北方的豫州与并州是郡级政区更名的重灾区,双双以100%的幅度名列第一。西南的益州也紧随其后。这三州,一个是其统治的中心地带,另外两个是与周边少数民族发生战争或摩擦的热点地区,刚好体现他的三种更名目的。一是以豫州为代表的推行新的行政区划构架,王莽在豫州及周边地区搞“六队”,无论其合理与否,总之是他的一个全面方案。对于这一点,阎步克也指出,“王莽在规划制度时,除行政考虑和集权考虑之外,······力求达到形式上的整齐和谐”。根据这个方案,豫州的祈队、右队、左队三郡出现了,而河南郡改为保忠信,置卿,如故秦内史、故汉京兆尹,每朝首善之区有别他地,无可厚非。分汝南郡置汝坟、赏都,分沛郡置吾符、延城,属于行政区划调整,与“应经”无涉,看其合理与否只能看区划调整是否合理,如果合理当然要为新郡命名,命名时采典或体现意志愿望,这与为了“应经”而改郡名是两回事。至于改梁国为陈定,如前述六安,是种进步,同样领内原就有陈定县。二是并州,体现与匈奴争夺的政治需要,并州有部分地区原属朔方,这一地区与匈奴反复争夺,因此将其命名为极富政治军事色彩的归新、获降、受降、得降、填狄、厌狄,自有其目的,增山、沟搜倒是“应经”而改。三是西南在汉夷交界处的益州,推行对外威慑招抚、对内用儒家文化镇抚的政策,地名更改完全体现这一点。在西南夷地区或交界地区,有西顺、集巂、就新;在汉文化区,则有新成、就都、导江、同亭、乐平等新的郡名体现儒家经典,同时以示改朝换代之意。这里要说到一个问题,后面还会提到,就是往往此类为了改名而改名的郡,其辖县更名幅度很小,说明王莽也担心会影响稳定。
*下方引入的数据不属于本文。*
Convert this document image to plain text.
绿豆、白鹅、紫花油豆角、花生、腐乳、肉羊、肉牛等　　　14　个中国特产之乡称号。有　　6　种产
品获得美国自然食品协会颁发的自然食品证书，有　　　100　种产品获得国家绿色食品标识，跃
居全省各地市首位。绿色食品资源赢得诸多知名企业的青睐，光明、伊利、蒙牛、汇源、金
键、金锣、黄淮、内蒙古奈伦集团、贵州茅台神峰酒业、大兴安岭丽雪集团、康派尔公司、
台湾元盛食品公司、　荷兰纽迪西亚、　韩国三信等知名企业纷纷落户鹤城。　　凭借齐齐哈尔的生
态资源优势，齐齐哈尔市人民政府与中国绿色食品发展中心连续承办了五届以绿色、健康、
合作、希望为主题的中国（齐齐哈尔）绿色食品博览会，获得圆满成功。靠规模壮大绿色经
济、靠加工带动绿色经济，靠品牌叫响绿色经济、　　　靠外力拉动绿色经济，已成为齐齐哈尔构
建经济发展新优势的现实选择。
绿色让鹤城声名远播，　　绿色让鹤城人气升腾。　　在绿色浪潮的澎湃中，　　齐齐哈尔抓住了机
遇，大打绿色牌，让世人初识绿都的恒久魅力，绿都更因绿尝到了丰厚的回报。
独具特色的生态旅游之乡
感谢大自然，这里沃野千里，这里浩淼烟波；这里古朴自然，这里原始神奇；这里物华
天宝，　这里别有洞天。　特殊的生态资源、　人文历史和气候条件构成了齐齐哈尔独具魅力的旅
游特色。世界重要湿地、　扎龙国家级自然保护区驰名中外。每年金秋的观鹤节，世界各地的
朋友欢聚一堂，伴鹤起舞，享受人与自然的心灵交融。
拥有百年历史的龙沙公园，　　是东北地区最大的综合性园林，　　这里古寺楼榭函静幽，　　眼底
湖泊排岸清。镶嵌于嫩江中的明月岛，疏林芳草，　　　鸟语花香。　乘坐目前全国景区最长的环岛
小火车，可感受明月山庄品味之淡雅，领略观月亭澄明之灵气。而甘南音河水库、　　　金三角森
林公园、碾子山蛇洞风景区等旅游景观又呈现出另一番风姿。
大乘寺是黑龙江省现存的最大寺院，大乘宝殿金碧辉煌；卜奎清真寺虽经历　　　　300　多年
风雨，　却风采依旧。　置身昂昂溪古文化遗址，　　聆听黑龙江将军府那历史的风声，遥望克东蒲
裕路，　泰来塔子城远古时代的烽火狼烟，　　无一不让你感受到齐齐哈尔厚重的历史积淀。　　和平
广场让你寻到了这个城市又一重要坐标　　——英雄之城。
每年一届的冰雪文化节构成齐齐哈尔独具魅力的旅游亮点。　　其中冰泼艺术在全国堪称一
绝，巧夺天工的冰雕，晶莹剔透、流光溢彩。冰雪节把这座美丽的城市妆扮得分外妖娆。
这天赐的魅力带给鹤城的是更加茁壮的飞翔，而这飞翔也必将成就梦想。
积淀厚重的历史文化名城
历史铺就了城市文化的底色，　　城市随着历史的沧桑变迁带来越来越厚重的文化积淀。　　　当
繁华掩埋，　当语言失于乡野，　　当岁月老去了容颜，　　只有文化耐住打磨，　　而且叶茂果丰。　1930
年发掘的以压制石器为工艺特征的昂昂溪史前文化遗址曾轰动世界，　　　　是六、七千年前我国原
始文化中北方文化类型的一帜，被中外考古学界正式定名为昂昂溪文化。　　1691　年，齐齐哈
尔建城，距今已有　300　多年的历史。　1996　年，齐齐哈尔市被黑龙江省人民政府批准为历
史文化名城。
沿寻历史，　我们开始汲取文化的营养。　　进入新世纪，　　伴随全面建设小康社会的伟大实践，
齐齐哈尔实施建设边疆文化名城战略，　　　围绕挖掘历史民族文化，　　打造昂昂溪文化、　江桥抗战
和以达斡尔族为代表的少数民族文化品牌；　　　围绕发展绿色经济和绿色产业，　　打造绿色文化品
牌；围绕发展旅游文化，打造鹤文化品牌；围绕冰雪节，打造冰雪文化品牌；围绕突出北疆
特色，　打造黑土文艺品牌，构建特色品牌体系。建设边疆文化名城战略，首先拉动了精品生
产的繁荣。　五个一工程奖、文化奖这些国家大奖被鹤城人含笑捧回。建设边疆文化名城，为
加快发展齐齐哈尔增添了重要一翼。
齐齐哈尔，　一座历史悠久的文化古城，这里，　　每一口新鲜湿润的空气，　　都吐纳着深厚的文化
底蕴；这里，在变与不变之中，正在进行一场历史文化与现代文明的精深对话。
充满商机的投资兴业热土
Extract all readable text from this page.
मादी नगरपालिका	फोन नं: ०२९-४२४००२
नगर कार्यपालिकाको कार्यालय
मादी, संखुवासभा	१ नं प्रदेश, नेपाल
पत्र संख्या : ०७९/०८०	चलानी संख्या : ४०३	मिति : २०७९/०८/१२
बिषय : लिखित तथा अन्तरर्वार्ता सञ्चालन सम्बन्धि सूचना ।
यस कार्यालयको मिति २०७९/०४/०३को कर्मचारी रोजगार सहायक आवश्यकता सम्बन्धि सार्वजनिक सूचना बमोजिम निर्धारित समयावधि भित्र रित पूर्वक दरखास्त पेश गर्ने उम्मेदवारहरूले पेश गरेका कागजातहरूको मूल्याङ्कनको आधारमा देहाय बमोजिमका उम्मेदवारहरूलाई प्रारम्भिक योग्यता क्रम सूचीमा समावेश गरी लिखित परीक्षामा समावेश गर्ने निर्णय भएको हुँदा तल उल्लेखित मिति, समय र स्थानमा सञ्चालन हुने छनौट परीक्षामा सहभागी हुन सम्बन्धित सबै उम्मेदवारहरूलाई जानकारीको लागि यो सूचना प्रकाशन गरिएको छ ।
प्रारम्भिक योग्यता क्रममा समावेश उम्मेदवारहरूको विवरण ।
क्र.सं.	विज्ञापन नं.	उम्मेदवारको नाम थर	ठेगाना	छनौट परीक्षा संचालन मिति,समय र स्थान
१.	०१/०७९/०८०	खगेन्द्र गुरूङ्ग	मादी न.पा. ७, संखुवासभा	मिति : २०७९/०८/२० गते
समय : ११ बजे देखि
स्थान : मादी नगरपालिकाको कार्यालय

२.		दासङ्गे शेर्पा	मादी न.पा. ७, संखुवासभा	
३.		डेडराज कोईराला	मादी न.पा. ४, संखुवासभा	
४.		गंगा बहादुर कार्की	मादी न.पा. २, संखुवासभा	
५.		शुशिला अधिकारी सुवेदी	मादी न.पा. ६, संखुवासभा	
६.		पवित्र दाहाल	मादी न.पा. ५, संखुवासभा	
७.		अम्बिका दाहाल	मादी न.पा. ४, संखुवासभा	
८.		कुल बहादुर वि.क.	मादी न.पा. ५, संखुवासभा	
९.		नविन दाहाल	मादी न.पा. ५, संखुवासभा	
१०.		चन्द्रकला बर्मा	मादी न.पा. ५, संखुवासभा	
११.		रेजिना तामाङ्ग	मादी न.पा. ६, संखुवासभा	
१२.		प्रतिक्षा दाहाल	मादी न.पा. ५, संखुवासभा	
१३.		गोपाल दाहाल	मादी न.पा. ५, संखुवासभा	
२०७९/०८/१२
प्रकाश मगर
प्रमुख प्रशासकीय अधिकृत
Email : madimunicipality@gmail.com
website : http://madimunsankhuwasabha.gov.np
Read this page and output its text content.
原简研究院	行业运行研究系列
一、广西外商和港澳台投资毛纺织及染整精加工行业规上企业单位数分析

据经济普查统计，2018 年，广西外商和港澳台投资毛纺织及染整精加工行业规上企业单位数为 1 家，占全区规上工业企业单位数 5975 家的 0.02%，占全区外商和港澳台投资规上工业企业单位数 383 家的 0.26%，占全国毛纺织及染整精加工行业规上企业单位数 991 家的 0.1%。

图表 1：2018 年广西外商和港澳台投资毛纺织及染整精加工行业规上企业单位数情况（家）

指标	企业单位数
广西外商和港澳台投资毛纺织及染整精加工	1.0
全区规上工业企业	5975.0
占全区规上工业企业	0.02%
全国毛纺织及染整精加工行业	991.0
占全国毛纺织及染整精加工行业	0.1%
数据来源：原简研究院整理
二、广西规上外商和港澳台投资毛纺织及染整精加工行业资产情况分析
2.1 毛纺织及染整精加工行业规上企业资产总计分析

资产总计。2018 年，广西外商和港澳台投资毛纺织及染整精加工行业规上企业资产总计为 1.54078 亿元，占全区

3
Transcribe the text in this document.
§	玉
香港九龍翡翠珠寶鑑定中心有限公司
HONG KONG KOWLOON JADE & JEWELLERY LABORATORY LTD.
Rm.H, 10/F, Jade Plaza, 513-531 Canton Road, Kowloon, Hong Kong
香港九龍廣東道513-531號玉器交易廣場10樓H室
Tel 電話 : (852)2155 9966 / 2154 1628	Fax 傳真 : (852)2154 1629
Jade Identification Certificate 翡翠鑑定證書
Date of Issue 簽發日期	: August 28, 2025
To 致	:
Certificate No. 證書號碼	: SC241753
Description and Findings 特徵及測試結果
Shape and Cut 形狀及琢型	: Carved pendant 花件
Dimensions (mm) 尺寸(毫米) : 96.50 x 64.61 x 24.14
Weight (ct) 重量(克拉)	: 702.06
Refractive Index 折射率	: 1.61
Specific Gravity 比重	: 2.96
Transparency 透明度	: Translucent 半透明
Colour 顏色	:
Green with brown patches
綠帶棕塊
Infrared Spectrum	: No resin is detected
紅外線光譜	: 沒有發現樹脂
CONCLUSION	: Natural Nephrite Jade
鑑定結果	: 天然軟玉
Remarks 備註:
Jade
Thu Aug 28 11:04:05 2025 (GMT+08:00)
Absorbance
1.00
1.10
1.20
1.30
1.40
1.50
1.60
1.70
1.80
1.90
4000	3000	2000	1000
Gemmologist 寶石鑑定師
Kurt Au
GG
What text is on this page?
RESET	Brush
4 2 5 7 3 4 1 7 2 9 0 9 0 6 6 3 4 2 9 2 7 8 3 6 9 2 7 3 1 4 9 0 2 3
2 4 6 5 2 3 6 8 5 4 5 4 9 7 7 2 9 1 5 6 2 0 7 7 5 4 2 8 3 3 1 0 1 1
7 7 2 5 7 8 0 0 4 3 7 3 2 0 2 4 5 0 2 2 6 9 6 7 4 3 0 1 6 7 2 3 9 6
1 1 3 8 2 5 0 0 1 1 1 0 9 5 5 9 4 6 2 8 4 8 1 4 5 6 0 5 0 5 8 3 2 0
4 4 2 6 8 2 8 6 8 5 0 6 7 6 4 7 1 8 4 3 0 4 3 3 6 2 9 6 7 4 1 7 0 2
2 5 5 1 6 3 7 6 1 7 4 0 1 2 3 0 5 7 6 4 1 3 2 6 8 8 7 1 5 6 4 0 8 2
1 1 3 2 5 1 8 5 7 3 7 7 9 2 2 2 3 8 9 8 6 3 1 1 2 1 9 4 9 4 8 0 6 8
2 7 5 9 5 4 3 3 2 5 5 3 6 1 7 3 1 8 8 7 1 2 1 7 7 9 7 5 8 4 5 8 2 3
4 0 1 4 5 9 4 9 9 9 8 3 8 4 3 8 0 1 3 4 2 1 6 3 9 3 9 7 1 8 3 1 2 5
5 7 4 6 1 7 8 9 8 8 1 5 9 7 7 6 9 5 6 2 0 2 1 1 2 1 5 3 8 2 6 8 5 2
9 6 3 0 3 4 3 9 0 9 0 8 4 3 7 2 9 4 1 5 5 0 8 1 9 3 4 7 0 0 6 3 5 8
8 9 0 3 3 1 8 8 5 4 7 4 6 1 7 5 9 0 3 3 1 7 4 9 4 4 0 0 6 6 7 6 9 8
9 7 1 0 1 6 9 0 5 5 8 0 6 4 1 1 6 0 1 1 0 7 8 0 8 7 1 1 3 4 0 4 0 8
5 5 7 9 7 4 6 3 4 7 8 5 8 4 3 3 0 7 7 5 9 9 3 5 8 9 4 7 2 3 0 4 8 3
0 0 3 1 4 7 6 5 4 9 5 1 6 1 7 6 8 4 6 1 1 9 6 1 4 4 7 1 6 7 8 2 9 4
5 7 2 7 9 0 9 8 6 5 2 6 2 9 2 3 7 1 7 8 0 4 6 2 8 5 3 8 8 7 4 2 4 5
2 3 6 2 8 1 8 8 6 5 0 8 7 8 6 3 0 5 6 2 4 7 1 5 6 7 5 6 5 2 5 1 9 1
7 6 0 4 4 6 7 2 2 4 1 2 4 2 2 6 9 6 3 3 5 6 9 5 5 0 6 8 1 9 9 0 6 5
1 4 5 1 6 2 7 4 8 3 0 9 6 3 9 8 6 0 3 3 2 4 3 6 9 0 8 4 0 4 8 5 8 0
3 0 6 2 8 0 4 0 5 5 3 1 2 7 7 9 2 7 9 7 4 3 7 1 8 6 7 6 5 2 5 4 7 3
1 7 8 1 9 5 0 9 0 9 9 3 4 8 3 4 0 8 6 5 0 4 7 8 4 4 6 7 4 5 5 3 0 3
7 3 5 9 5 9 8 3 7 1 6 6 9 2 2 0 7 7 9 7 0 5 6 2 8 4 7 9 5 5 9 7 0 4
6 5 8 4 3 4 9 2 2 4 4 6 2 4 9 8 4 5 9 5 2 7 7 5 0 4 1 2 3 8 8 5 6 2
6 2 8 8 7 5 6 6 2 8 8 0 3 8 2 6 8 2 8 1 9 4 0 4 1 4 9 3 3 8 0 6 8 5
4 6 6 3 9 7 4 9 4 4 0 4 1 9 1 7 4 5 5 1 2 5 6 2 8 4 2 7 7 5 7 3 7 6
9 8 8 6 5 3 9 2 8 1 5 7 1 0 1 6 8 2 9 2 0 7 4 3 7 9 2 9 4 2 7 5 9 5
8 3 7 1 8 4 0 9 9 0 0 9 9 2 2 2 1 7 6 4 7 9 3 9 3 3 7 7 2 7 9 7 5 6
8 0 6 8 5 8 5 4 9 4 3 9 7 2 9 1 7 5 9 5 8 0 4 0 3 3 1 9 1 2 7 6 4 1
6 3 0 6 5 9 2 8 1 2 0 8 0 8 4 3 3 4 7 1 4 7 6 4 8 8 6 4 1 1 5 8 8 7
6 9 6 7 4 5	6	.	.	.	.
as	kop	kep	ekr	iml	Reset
西北的雍州的情况最为复杂。前面提到,雍州是由原凉州10郡与司隶校尉部三辅地区合并而来,原共13郡。除京兆保留外,三辅另两郡变为“六尉郡”,这与前述六队郡一样属于行政区划调整,拱卫京师,可以理解。按原三辅旧领县57,关中地区向来人口稠密,这样划分下来六尉郡一郡领将近十县,还是比较合理的。这样原有3郡,增加6郡,减少2郡,与凉州9郡相加总共16郡。分天水郡新置填戎、阿阳二郡,此外完全新增加的是西海郡,至此雍州总共18郡。王莽为了凑齐东南西北,说:“今谨案已有东海、南海、北海郡,未有西海郡,请受良愿等所献地为西海郡”,又“增法五十条,犯者徙之西海。徙者以千万数,民始怨矣。”这倒是典型的反面教材,说明其为了政治目的、为了“应经”无所不用其极乃至荒唐的地步。但是通过本文的分析我们可以看到,类似的例子并不多见,我们不能因为有这样的典型事例,就不加分析认为王莽所有更改地名的行为都是荒唐的。可以说前面所说的8个郡,其实都不是改名,而是政区调整命名。再来看原凉州九郡,天水分置填戎、阿阳,属于政区调整。张掖、设屏类似前述九江、豫章的情形,虽是政区调整,的确造成不便。安定、金城未改,辅平、敦德、威戎、厌戎体现的是对内对外(严格说是少数民族)政策,与益州类似。总体来看,雍州地区是由于政区调整情况复杂才出现许多新郡名称的。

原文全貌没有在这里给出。